Georg von Reichenbach - das Vermessergenie
Dezember 2017
Wenn in diesem Jahr das 200-jährige Jubiläum unserer ersten Soleleitung von Berchtesgaden zur Saline nach Reichenhall gefeiert wird, so ist damit untrennbar der Name Georg von Reichenbach verbunden.
Und im gleichen Atemzug wird meist seine bekannteste Erfindung – die Wassersäulen-Hebemaschine genannt. Mit ihr gelang es dem vielseitigen Erfinder, die Sole in Ilsank sogar bis zu einer Höhe von 356 Metern „auf einen Schlag“ hinauf zu pumpen.
Doch bei aller Bewunderung für diese geniale Erfindung, die im Salzbergwerk ihren Museumsplatz gefunden hat, tritt die Vermessung der gesamten Soleleitungstrasse von 29 Kilometern Länge weit in den Hintergrund. Wer als Wanderer dem Verlauf folgt, der wird sich zwangsläufig fragen, wie es Reichenbach gelang, die Trasse durch seinerzeit unwegsamstes Gelände festzulegen. Man denke dabei nur an die Felsabstürze des Kälbersteines oberhalb des Marktes Berchtesgaden.
Reichenbach stand Anfang des 19. Jahrhunderts noch keinerlei Kartenmaterial mit exakten Höhenangaben zur Verfügung, wie wir sie heute in verschiedenen Maßstäben vorliegen haben oder über moderne Medien abrufen können. Die bayerische Landvermessung steckte damals noch förmlich in den Kinderschuhen, wenngleich Reichenbach einen beachtlichen Anteil am Fortschritt hatte.
Schon 1804 gründete er zusammen mit Joseph von Fraunhofer, dem Glasexperten und Joseph Liebherr das berühmt gewordene „mathematisch-feinmechanische Institut“. Reichenbachs bahnbrechende Erfindungen gingen in die Technik-Geschichte ein: unter anderem sein erstes Nivellierinstrument mit Präzisionslibelle zu dessen horizontaler Ausrichtung (Bild links). Wer Gelegenheit hat, sollte sich diese Geräte im Landesamt für Digitalisierung, Breitband und Vermessung (dem früheren Landesvermessungsamt) in der Münchner Alexandrastraße einmal im Original anschauen. Die Ausstellung ist immer donnerstags ab 13 Uhr für alle Interessierten bei freiem Eintritt zugänglich.
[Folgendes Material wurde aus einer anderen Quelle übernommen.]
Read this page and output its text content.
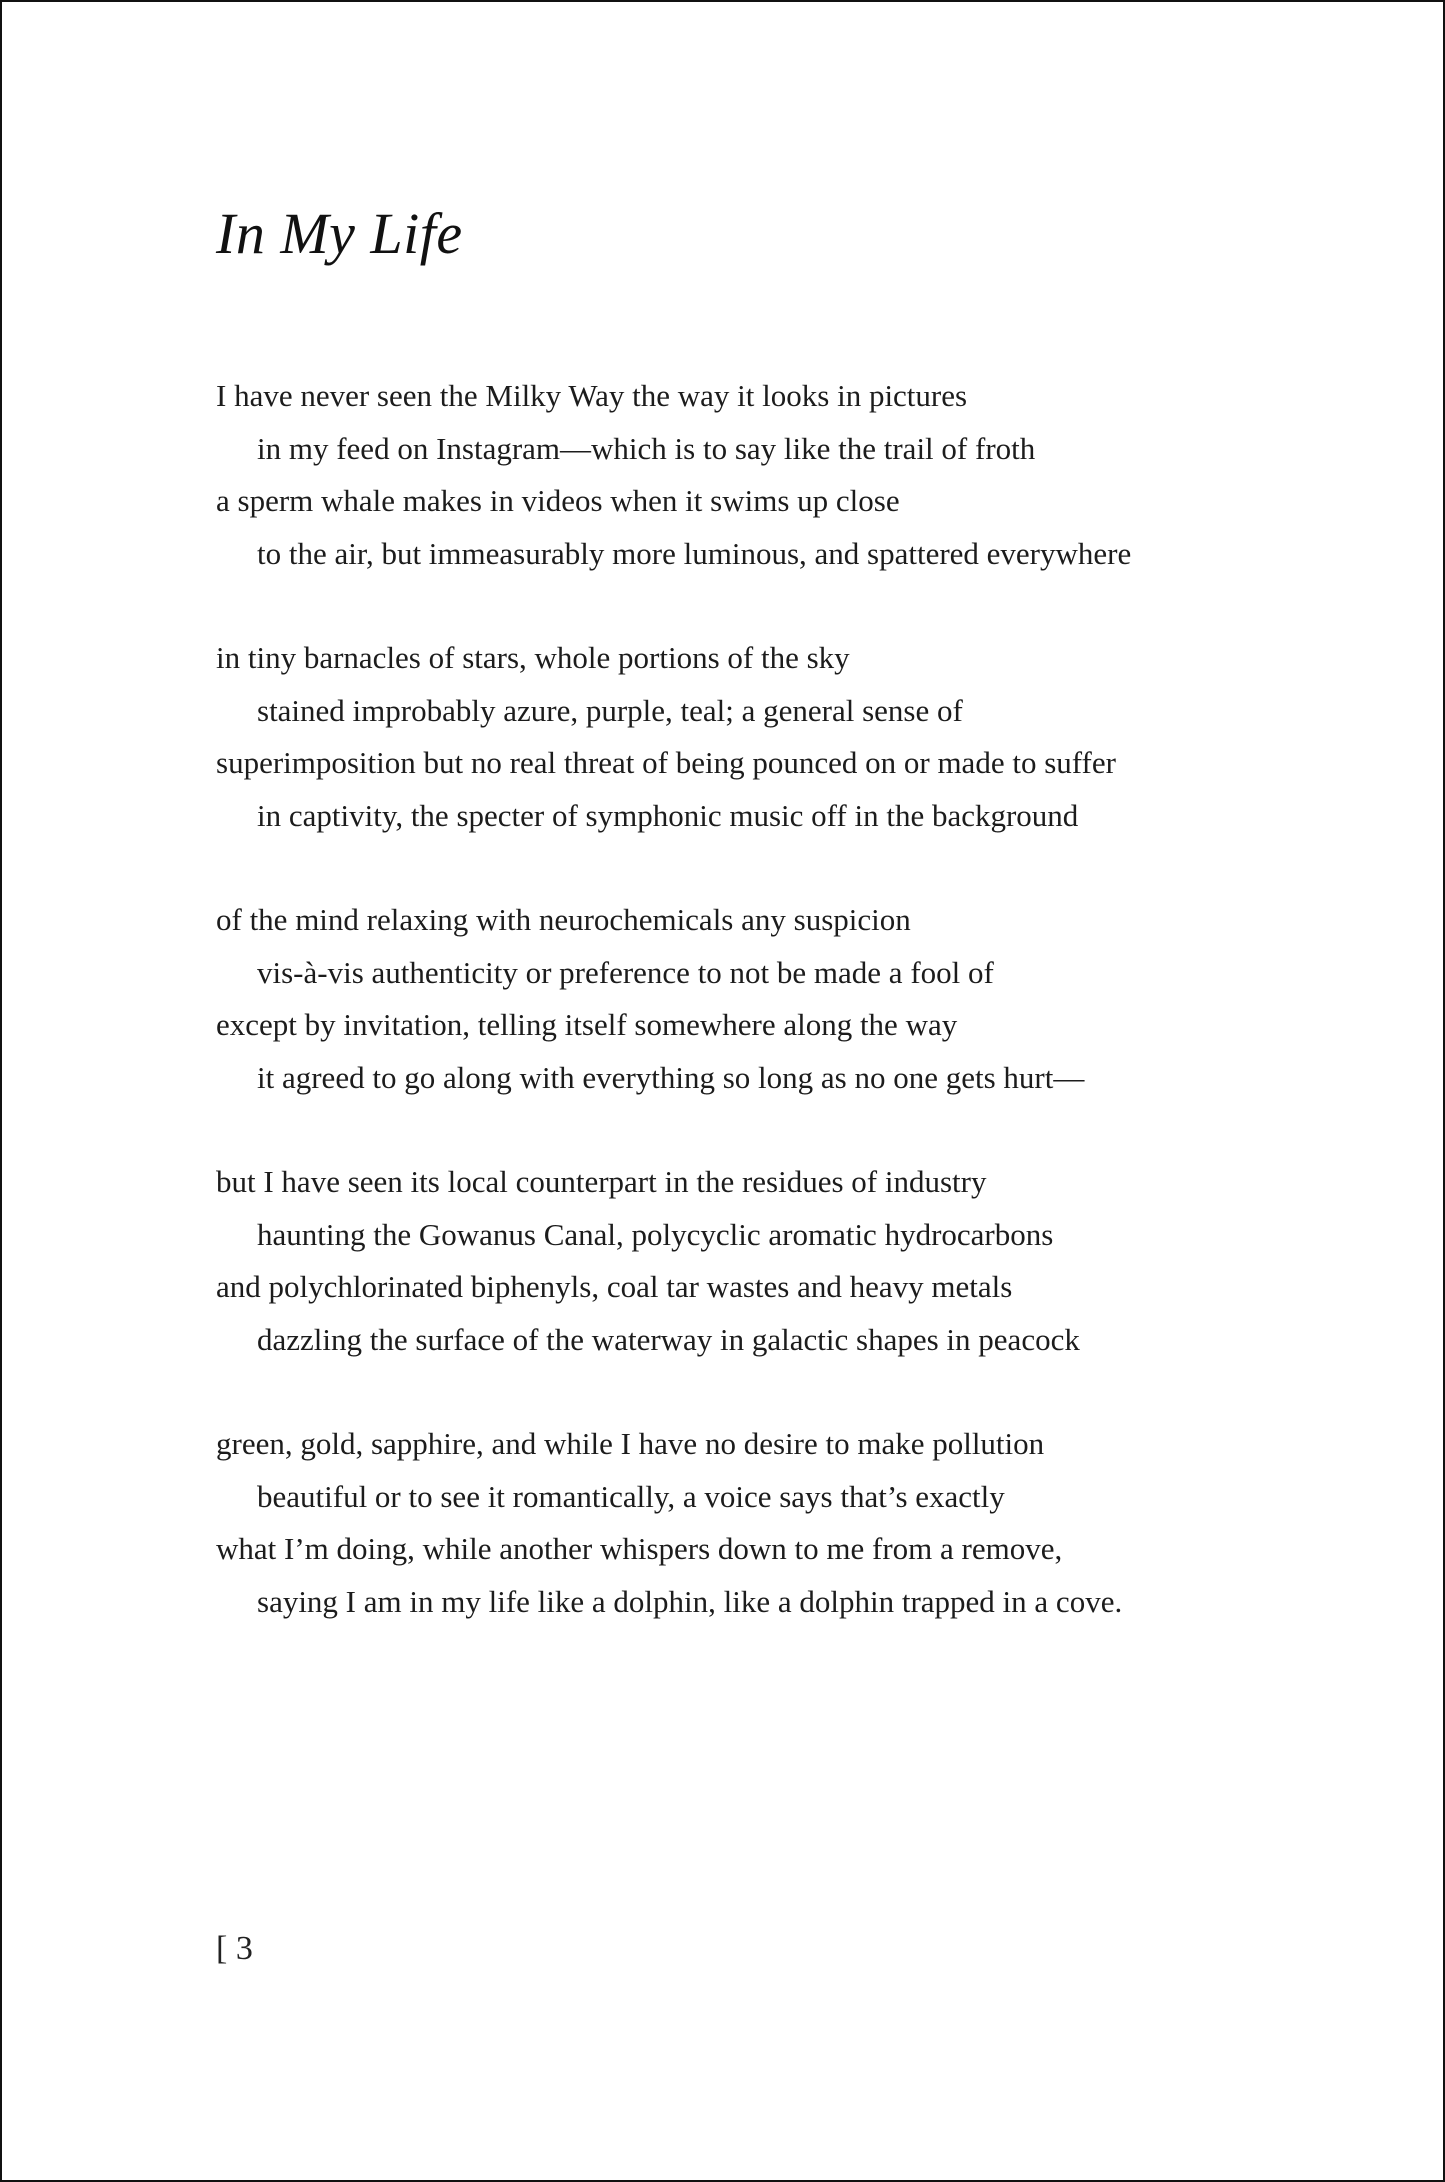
In My Life
I have never seen the Milky Way the way it looks in pictures
in my feed on Instagram—which is to say like the trail of froth
a sperm whale makes in videos when it swims up close
to the air, but immeasurably more luminous, and spattered everywhere
in tiny barnacles of stars, whole portions of the sky
stained improbably azure, purple, teal; a general sense of
superimposition but no real threat of being pounced on or made to suffer
in captivity, the specter of symphonic music off in the background
of the mind relaxing with neurochemicals any suspicion
vis-à-vis authenticity or preference to not be made a fool of
except by invitation, telling itself somewhere along the way
it agreed to go along with everything so long as no one gets hurt—
but I have seen its local counterpart in the residues of industry
haunting the Gowanus Canal, polycyclic aromatic hydrocarbons
and polychlorinated biphenyls, coal tar wastes and heavy metals
dazzling the surface of the waterway in galactic shapes in peacock
green, gold, sapphire, and while I have no desire to make pollution
beautiful or to see it romantically, a voice says that’s exactly
what I’m doing, while another whispers down to me from a remove,
saying I am in my life like a dolphin, like a dolphin trapped in a cove.
[ 3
Allein Reichenbachs vermessungstechnischen Fähigkeiten ist es zu verdanken, dass in Erfüllung des „königlichen Auftrages zum Bau der Salzwasserleitung“ schon nach Festlegung weniger Fixpunkte die Sole über weite Strecken ihren Lauf in natürlichem Gefälle nehmen konnte. Beispielhaft sei der genau 9940 Meter lange Teilabschnitt oberhalb des Ramsauer Tales von der Söldenköpfl-Reserve bis zum Brunnhaus Schwarzbachwacht herangezogen. Mit einem speziellen Kettenmaßband ermittelte er damals die Distanz dieser kurvenreichen und unübersichtlichen Strecke. Ein ausreichendes Gefälle von exakt 49,6, Metern legte er in der Folge fest, präzise eingemessen mit seinem von ihm schon 1805 erfundenen Nivellierinstrument. Nahezu 2400 Holzdeicheln von je 4,3 Metern Länge wurden im Sommer 1817 in Rekordzeit auf diesem Abschnitt verlegt und bei jeder Deichel musste beim Verlegen ein Gefälle von sage und schreibe 21,45 Millimeter (!) genauestens eingehalten werden. Für die damalige Zeit eine höchst beachtliche, messtechnische Herausforderung, die Reichenbach genial meisterte. Reichenbach und die Vermessungstechnik – eine untrennbare Verbindung!